Questo che segue è un piccolo tentativo di raccontare la grande storia della sua band, della sua gente e della sua musica, unita sotto il nome di Tinariwen, letteralmente il plurale di ténéré, in lingua tamashek “deserti”. Per molti i Led Zeppelin del Sahara. Per molti altri solo i “desert boys”.
La musica dei Tinariwen è comunemente definita desert-blues. Un appellativo che suona sicuramente efficace. Quello che ne contraddistingue la valenza espressiva è però il fatto che ha sempre rappresentato il manifesto linguistico e culturale degli uomini liberi (imazighen). Suonare come atto politico e culturale di per sé.
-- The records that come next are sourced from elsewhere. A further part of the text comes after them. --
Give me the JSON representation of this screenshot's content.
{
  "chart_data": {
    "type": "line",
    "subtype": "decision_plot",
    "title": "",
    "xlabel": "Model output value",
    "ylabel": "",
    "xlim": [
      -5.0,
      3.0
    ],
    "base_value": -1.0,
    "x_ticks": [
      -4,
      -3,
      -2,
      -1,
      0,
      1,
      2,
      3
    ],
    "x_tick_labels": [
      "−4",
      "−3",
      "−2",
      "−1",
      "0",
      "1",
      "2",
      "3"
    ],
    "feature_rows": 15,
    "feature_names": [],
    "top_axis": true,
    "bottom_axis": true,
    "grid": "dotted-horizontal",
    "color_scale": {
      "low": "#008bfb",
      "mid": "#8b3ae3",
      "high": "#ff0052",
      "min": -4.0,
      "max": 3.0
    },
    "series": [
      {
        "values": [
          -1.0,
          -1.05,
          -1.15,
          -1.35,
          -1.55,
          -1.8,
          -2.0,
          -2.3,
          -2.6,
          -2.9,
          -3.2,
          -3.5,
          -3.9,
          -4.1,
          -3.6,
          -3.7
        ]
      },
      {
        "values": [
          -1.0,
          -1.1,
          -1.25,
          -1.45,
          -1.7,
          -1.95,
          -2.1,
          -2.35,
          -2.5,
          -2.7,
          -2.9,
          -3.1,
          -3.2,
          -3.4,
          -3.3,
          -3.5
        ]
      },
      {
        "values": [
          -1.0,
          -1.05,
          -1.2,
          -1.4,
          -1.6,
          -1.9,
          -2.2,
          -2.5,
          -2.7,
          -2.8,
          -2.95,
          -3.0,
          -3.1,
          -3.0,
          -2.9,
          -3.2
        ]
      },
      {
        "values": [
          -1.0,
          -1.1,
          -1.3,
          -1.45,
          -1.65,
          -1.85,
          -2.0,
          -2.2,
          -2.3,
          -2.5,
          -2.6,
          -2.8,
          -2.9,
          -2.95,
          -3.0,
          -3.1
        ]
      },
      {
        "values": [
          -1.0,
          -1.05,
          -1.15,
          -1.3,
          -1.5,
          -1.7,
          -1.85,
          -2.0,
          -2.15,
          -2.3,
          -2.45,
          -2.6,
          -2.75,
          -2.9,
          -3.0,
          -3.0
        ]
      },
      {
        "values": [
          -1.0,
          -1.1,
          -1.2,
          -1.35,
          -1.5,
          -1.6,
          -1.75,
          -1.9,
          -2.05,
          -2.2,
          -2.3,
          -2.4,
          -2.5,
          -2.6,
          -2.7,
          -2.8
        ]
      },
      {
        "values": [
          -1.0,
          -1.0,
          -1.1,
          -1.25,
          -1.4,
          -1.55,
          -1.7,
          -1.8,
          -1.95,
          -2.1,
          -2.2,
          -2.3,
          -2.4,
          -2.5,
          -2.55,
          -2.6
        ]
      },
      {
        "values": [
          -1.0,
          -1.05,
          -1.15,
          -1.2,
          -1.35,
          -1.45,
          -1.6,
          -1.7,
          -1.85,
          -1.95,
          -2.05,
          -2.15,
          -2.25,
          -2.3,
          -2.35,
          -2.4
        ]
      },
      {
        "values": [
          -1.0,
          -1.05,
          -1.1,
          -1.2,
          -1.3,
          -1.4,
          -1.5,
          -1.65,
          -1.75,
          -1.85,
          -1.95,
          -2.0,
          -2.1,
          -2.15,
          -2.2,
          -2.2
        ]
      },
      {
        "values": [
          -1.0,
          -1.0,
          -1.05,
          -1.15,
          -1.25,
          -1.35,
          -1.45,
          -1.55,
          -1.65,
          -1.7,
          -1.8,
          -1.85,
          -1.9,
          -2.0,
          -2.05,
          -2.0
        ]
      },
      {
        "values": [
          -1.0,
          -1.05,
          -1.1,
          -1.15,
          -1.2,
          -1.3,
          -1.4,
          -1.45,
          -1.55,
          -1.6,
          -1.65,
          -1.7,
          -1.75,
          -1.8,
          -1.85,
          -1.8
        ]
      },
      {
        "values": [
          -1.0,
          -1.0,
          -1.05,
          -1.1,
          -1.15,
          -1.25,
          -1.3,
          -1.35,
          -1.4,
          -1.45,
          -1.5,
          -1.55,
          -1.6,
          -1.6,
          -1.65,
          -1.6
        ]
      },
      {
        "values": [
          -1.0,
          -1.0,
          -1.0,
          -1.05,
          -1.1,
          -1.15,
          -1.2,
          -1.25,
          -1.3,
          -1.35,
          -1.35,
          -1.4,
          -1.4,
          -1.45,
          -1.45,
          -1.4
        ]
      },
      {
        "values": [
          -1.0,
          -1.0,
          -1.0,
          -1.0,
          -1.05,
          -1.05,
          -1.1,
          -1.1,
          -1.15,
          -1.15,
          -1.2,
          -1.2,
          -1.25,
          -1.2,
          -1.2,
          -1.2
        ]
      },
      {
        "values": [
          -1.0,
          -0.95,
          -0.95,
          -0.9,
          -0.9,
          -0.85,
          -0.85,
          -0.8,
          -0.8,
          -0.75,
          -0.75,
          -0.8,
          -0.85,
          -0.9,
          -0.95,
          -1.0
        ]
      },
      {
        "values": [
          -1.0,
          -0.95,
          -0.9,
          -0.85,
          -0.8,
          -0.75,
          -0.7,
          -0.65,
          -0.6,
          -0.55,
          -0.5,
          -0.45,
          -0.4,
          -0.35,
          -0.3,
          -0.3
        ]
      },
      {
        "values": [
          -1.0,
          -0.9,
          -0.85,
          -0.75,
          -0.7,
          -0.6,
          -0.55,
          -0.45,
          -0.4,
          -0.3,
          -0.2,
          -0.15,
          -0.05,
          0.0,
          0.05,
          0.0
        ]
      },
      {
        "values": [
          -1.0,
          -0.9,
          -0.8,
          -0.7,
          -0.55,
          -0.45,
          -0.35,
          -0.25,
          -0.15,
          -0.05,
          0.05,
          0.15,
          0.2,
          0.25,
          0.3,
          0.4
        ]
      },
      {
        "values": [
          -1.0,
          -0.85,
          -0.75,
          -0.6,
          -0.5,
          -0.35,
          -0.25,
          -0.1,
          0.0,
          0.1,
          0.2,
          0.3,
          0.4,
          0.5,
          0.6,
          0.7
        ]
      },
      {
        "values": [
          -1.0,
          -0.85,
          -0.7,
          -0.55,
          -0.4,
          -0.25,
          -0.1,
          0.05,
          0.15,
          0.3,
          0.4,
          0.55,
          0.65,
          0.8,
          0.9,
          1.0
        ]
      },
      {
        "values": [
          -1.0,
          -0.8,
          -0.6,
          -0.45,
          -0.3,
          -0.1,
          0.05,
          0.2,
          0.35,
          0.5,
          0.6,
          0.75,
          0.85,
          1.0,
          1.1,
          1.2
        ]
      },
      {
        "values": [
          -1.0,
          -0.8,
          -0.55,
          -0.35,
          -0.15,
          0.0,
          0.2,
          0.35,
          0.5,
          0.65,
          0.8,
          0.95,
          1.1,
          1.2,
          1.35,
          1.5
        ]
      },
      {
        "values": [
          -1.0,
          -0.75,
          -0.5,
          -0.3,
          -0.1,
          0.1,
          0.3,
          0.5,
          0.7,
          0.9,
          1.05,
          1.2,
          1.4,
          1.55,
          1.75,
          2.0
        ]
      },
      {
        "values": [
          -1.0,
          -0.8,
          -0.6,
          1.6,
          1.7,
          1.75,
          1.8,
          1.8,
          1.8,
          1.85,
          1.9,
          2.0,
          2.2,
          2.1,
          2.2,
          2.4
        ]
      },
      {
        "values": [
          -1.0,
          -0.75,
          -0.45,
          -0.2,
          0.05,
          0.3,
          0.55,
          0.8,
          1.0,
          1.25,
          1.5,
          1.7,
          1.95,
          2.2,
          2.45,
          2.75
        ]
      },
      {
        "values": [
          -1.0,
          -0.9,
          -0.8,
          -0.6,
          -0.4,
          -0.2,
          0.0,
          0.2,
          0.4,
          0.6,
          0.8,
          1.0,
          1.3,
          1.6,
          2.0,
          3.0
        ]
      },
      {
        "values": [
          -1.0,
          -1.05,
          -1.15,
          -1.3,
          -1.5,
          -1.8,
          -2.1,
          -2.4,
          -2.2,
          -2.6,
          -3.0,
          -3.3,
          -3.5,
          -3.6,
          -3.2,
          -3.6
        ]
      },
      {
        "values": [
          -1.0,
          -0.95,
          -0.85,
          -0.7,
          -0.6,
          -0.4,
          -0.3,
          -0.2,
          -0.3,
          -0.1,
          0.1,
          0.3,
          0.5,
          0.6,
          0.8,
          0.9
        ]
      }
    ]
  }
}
Recuperare uno strumento in Africa non era certo una cosa facile negli anni Sessanta. La prima sei corde di Ibrahim Ag Alhabib è stata infatti costruita con dei fili dei freni di bicicletta, un barattolo e un bastone. I film dei cowboy con la chitarra erano circolati nei campi profughi algerini, a quanto pare, insieme alle cassette dei rocker americani.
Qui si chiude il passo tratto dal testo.